Au Caire, à la sortie du match Zamalek-CA, c’était scandaleux, catastrophique même, mais dans un tel context e on peut s’attendre à tout.
En Egypte, comme en Tunisie, on a voulu faire confiance aux stadiers pour remplacer la police à l’intérieur des stades. Samedi, on a pu mesurer les dangers d’une telle option qu’on veut adopter également chez nous. Le public de Zamalek, irrité et «révolté», a failli causer une catastrophe en envahissant le terrain. Dans le camp clubiste, on a vécu des moments difficiles de peur et de confusion. Il y a eu des blessés et nous pouvons dire que les dégâts auraient pu être plus importants.
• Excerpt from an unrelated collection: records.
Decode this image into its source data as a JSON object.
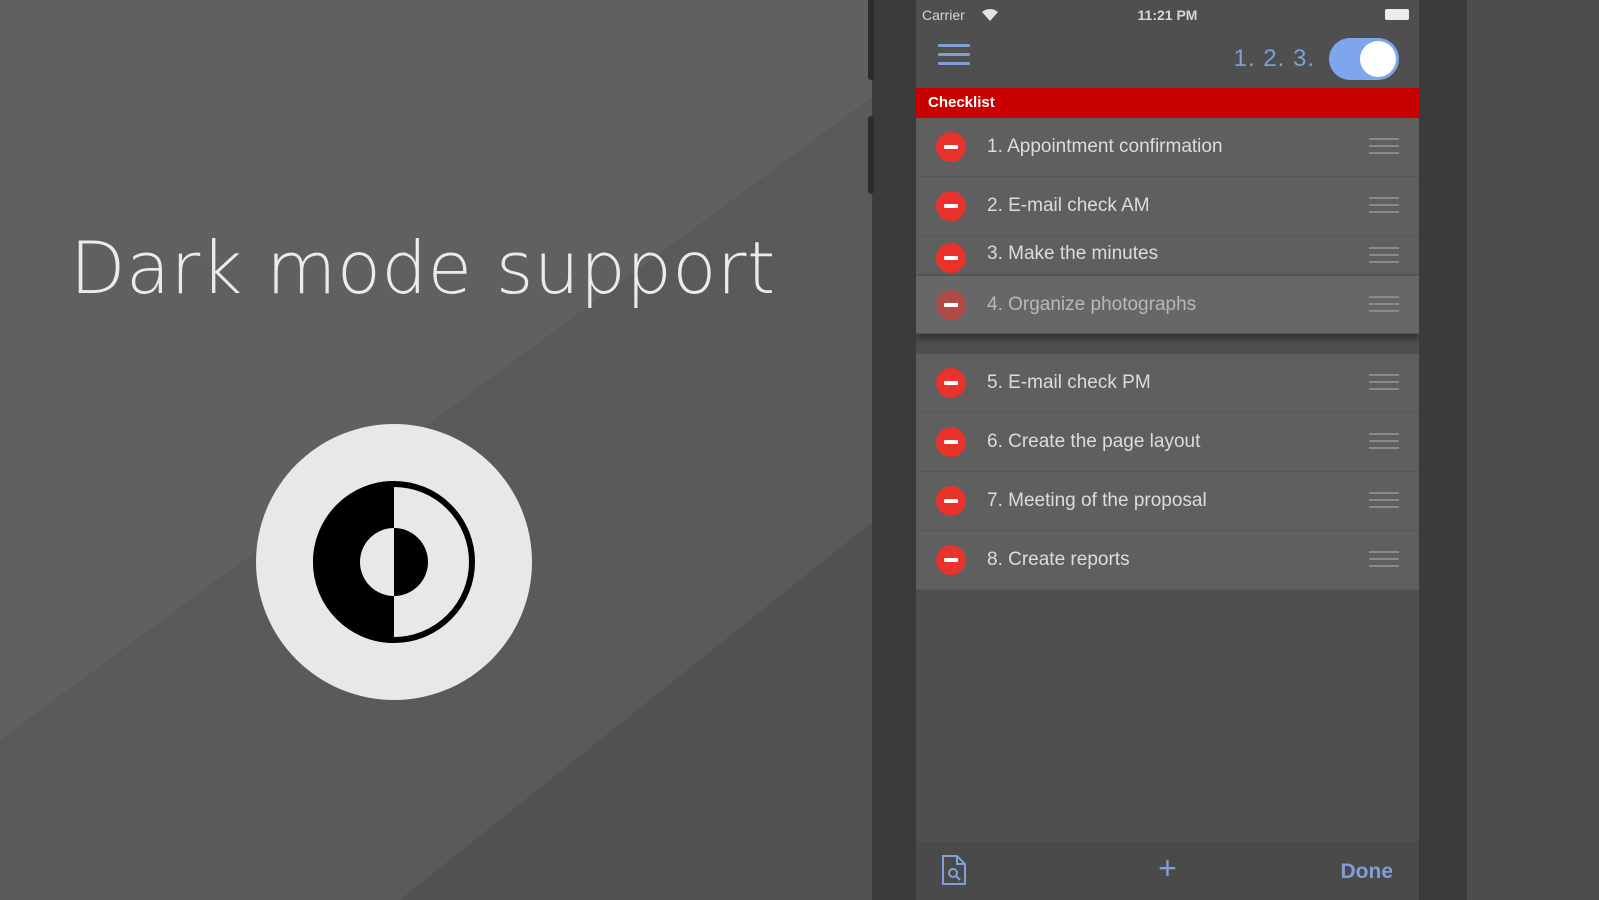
{
  "headline": "Dark mode support",
  "colors": {
    "background": "#555555",
    "accent": "#7f9fd6",
    "section_red": "#c80000",
    "delete_red": "#e8322b",
    "toggle_on": "#7ea6ec"
  },
  "badge_icon": "dark-mode-contrast-icon",
  "status_bar": {
    "carrier": "Carrier",
    "time": "11:21 PM",
    "wifi_icon": "wifi-icon",
    "battery_icon": "battery-icon"
  },
  "nav": {
    "menu_icon": "hamburger-menu-icon",
    "numbering_label": "1. 2. 3.",
    "numbering_toggle_on": true
  },
  "section_title": "Checklist",
  "items": [
    {
      "label": "1. Appointment confirmation"
    },
    {
      "label": "2. E-mail check AM"
    },
    {
      "label": "3. Make the minutes"
    },
    {
      "label": "4. Organize photographs"
    },
    {
      "label": "5. E-mail check PM"
    },
    {
      "label": "6. Create the page layout"
    },
    {
      "label": "7. Meeting of the proposal"
    },
    {
      "label": "8. Create reports"
    }
  ],
  "toolbar": {
    "doc_icon": "document-icon",
    "add_label": "+",
    "done_label": "Done"
  }
}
Ce qui s’est passé au stade du Caire a soulevé une indignation totale, aussi bien en Tunisie qu’en Egypte. Nos frères du Nil ont tout fait pour s’excuser et demander pardon, allant même jusqu’à le solliciter devant l’ambassade tunisienne au Caire. Nous comprenons leur déception et leur désillusion au moment où les deux peuples, auteurs d’une révolution qui a fait du bruit à travers le monde, voulaient être encore plus proches.
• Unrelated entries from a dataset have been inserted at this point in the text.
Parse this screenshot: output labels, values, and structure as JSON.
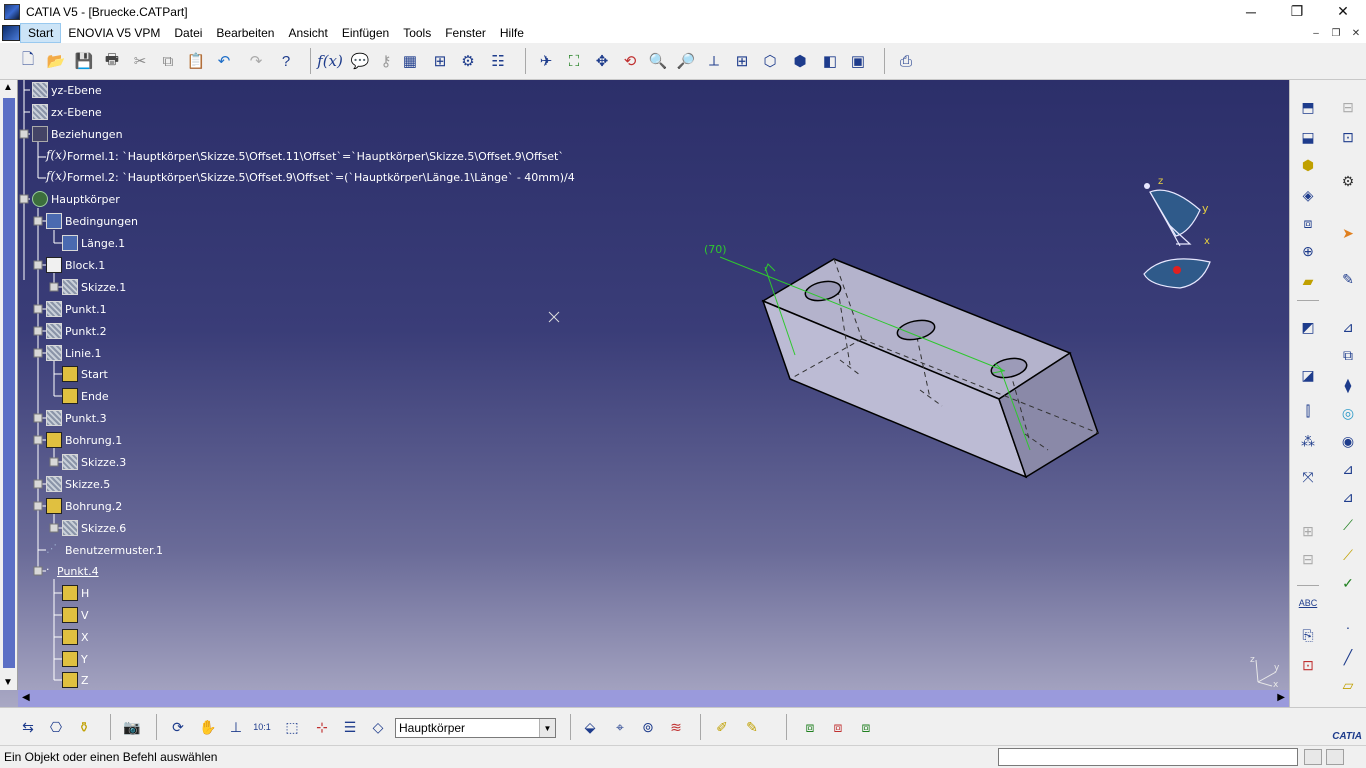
{
  "window": {
    "title": "CATIA V5 - [Bruecke.CATPart]",
    "minimize": "─",
    "restore": "❐",
    "close": "✕"
  },
  "menu": {
    "items": [
      "Start",
      "ENOVIA V5 VPM",
      "Datei",
      "Bearbeiten",
      "Ansicht",
      "Einfügen",
      "Tools",
      "Fenster",
      "Hilfe"
    ],
    "active_index": 0,
    "mdi_minimize": "–",
    "mdi_restore": "❐",
    "mdi_close": "✕"
  },
  "tree": {
    "nodes": [
      {
        "label": "yz-Ebene",
        "icon": "plane-icon"
      },
      {
        "label": "zx-Ebene",
        "icon": "plane-icon"
      },
      {
        "label": "Beziehungen",
        "icon": "relations-icon"
      },
      {
        "label": "Formel.1: `Hauptkörper\\Skizze.5\\Offset.11\\Offset`=`Hauptkörper\\Skizze.5\\Offset.9\\Offset`",
        "icon": "formula-icon"
      },
      {
        "label": "Formel.2: `Hauptkörper\\Skizze.5\\Offset.9\\Offset`=(`Hauptkörper\\Länge.1\\Länge` - 40mm)/4",
        "icon": "formula-icon"
      },
      {
        "label": "Hauptkörper",
        "icon": "body-icon"
      },
      {
        "label": "Bedingungen",
        "icon": "constraints-icon"
      },
      {
        "label": "Länge.1",
        "icon": "constraint-icon"
      },
      {
        "label": "Block.1",
        "icon": "pad-icon"
      },
      {
        "label": "Skizze.1",
        "icon": "sketch-icon"
      },
      {
        "label": "Punkt.1",
        "icon": "point-icon"
      },
      {
        "label": "Punkt.2",
        "icon": "point-icon"
      },
      {
        "label": "Linie.1",
        "icon": "line-icon"
      },
      {
        "label": "Start",
        "icon": "parameter-icon"
      },
      {
        "label": "Ende",
        "icon": "parameter-icon"
      },
      {
        "label": "Punkt.3",
        "icon": "point-icon"
      },
      {
        "label": "Bohrung.1",
        "icon": "hole-icon"
      },
      {
        "label": "Skizze.3",
        "icon": "sketch-icon"
      },
      {
        "label": "Skizze.5",
        "icon": "sketch-icon"
      },
      {
        "label": "Bohrung.2",
        "icon": "hole-icon"
      },
      {
        "label": "Skizze.6",
        "icon": "sketch-icon"
      },
      {
        "label": "Benutzermuster.1",
        "icon": "pattern-icon"
      },
      {
        "label": "Punkt.4",
        "icon": "point-small-icon"
      },
      {
        "label": "H",
        "icon": "parameter-icon"
      },
      {
        "label": "V",
        "icon": "parameter-icon"
      },
      {
        "label": "X",
        "icon": "parameter-icon"
      },
      {
        "label": "Y",
        "icon": "parameter-icon"
      },
      {
        "label": "Z",
        "icon": "parameter-icon"
      }
    ]
  },
  "viewport": {
    "dimension_label": "(70)",
    "compass_axes": {
      "x": "x",
      "y": "y",
      "z": "z"
    },
    "mini_axes": {
      "x": "x",
      "y": "y",
      "z": "z"
    }
  },
  "bottom_toolbar": {
    "current_body": "Hauptkörper"
  },
  "status": {
    "message": "Ein Objekt oder einen Befehl auswählen"
  },
  "logo": "CATIA",
  "colors": {
    "viewport_top": "#2c2f6a",
    "viewport_bottom": "#a9a8c4",
    "dimension_green": "#2ec82e",
    "part_face": "#b9b8d0"
  }
}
En Tunisie, notamment dans les rangs des Clubistes, la colère est évidente, mais faut-il encore remettre les choses dans leur contexte. L’absence de la police dans les stades ne fait l’affaire d’aucune partie prenante d’un spectacle de football à l’exception des fauteurs de troubles qui tentent toujours d’en profiter au maximum. L’envahissement a eu lieu au Caire, mais le danger guette ailleurs aussi et le risque n’est pas très... loin!


K.Z.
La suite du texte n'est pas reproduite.